Since FDR’s court packing threat the Commerce Clause interpretation has gone off the deep end. Everyone who has studied law seriously knows that the “modern” expansionist view of the commerce clause started to become interpreted that way not because the court had a legal epiphany, but rather they feared the Democratic Party would pack the court with 18 or so new justices all of whom would be political hacks. These new interpretations that were done under duress took the entire notion of limited government and tossed it out the window. I am glad to see Justice Scalia come to this point of view.
With a Supreme Court decision on the fate of President Obama’s health care law expected in the next two weeks, every wisp of a hint about the justices’ thinking is getting the scrutiny usually reserved for CAT scans.
Justice Antonin Scalia picked the right moment, then, to deliver more than 500 pages of hints, in a book to be published next week. He wrote it with Bryan A. Garner, and it is an overview and summation of the justice’s approach to making sense of statutes and the Constitution.
It is also studded with telling asides and intimations about past and future decisions.
Justice Scalia writes, for instance, that he has little use for a central precedent the Obama administration has cited to justify the health care law under the Constitution’s commerce clause, Wickard v.
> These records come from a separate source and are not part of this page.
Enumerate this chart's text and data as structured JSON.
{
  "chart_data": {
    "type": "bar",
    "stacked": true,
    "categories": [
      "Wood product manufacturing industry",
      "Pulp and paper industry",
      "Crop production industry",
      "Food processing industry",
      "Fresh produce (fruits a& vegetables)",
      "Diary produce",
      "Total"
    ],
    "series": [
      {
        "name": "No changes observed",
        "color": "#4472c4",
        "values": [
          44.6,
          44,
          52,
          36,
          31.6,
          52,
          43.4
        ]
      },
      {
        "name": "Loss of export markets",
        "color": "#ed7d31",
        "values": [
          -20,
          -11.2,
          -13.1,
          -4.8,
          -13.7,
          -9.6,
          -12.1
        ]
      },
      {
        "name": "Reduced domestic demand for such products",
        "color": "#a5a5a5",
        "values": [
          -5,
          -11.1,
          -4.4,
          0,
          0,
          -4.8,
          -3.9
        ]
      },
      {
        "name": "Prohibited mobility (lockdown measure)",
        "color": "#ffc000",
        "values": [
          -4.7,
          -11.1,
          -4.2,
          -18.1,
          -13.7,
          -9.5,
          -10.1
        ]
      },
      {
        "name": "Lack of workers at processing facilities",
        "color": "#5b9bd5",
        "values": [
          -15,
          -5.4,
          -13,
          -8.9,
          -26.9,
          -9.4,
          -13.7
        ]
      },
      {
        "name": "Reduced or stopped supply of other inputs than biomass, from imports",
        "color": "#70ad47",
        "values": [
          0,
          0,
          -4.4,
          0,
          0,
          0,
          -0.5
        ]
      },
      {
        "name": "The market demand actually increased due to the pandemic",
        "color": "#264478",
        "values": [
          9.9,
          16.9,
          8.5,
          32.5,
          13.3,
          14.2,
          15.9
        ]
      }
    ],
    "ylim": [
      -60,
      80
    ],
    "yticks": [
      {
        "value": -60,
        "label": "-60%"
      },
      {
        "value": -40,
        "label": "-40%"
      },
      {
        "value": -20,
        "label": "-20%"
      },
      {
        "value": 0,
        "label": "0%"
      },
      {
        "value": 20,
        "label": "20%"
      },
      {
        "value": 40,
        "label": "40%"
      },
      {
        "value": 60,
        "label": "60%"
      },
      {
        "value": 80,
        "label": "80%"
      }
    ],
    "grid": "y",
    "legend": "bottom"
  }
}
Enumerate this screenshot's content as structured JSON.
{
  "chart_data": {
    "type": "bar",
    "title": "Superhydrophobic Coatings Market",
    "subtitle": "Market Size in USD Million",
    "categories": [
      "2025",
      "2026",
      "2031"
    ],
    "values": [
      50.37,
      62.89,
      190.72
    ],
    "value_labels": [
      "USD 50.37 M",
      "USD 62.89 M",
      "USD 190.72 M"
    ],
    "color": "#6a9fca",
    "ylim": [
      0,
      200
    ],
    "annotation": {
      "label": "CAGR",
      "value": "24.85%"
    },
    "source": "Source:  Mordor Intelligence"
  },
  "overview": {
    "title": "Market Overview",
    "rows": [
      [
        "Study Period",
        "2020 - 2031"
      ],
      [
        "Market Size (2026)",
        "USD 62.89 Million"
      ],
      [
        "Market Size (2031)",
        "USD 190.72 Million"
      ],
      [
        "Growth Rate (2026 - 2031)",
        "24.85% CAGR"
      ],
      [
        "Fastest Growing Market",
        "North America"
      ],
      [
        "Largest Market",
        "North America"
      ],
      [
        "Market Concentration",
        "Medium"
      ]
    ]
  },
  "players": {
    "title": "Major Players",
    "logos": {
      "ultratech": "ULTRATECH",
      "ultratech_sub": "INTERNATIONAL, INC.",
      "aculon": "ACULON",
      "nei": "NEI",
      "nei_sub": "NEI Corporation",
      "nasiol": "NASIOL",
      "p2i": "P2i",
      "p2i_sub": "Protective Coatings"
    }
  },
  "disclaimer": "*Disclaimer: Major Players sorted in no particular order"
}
Filburn.
In that 1942 decision, Justice Scalia writes, the Supreme Court “expanded the Commerce Clause beyond all reason” by ruling that “a farmer’s cultivation of wheat for his own consumption affected interstate commerce and thus could be regulated under the Commerce Clause.”
That position is good evidence, particularly when coupled with Justice Scalia’s skeptical questioning at the arguments in the health care case in March, that the administration will not capture his vote.
Justice Scalia’s treatment of the Wickard case had been far more respectful in his judicial writings. In the book’s preface, he explains (referring to himself in the third person) that he “knows that there are some, and fears that there may be many, opinions that he has joined or written over the past 30 years that contradict what is written here.” Some inconsistencies can be explained by respect for precedent, he writes, others “because wisdom has come late.”
“Worse still,” he writes, he “does not swear that the opinions that he joins or writes in the future will comply with what is written here,” for the first two reasons “or because a judge must remain open to persuasion by counsel.”
Mr. Garner, a prominent lexicographer and authority on usage, also collaborated with Justice Scalia on an earlier book, “Making Your Case: The Art of Persuading Judges.” He said the timing of the new one was happenstance.